Desde esse dia, abandonei as corridas. Nunca encontrara o Pedrito (e corri, corri, corri para encontrá-lo), e perdera, ainda, Felisbela.

Como bombeiro que sou, e mau grado as mortes que vi, tive a felicidade de nunca ter visto colegas meus morrerem em incêndios, como quase todos os anos morrem colegas nossos. Nunca gostei muito de combater incêndios. É apavorante ver as labaredas amarelo-torrados defronte a nós. Mesmo com a agulheta na mão, elas intimidam-nos. O calor deixa-nos sem pensar.
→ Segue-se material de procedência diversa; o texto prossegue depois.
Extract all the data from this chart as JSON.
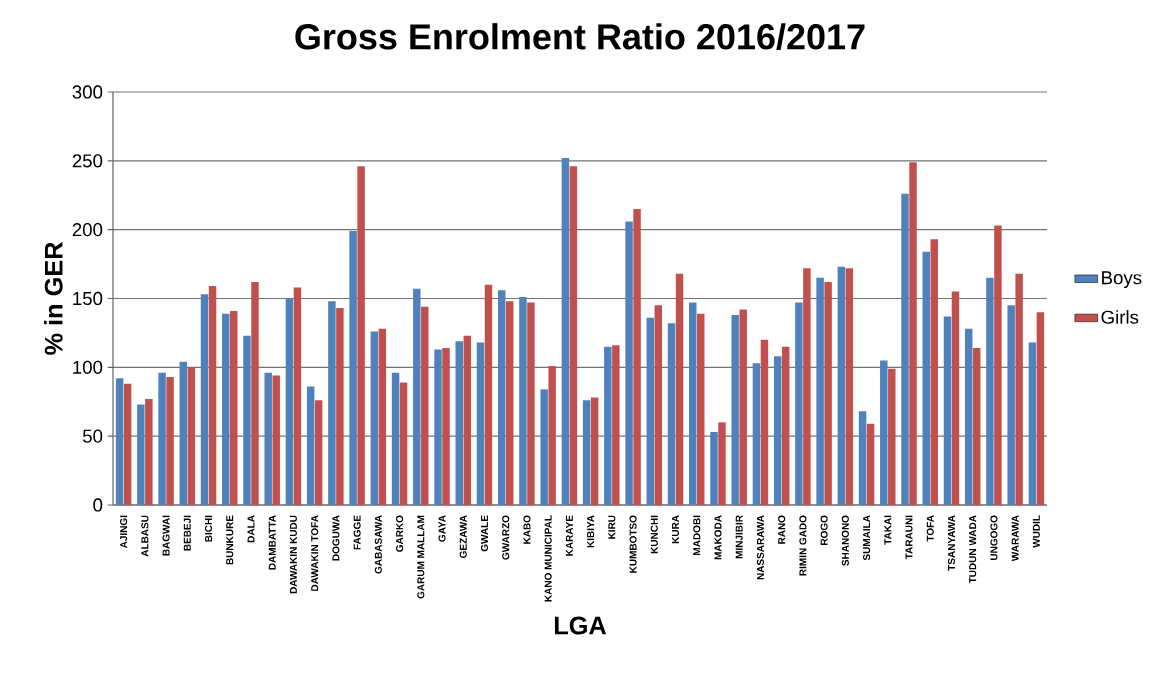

O melhor, e muitas vezes o pensei, é fugir. Fugir para longe dali. Mas nunca fugi. Sempre achei que era especial, e que a minha especialidade era defrontar a morte. Via-a vezes suficientes para não temê-la. Não a temo. Ela vem, chega devagar, a chama lenta inicia primeiro por amarrar-se às botas, depois vai subindo pelas calças, sinto o calor trespassar o meu corpo, o cheiro a queimado, a carne queimada, mas não a temo. Enfrento-a como a enfrentei toda a minha vida. Ei-la aqui: em mim. Chegou. Finalmente vou encontrar-me com o Pedrito.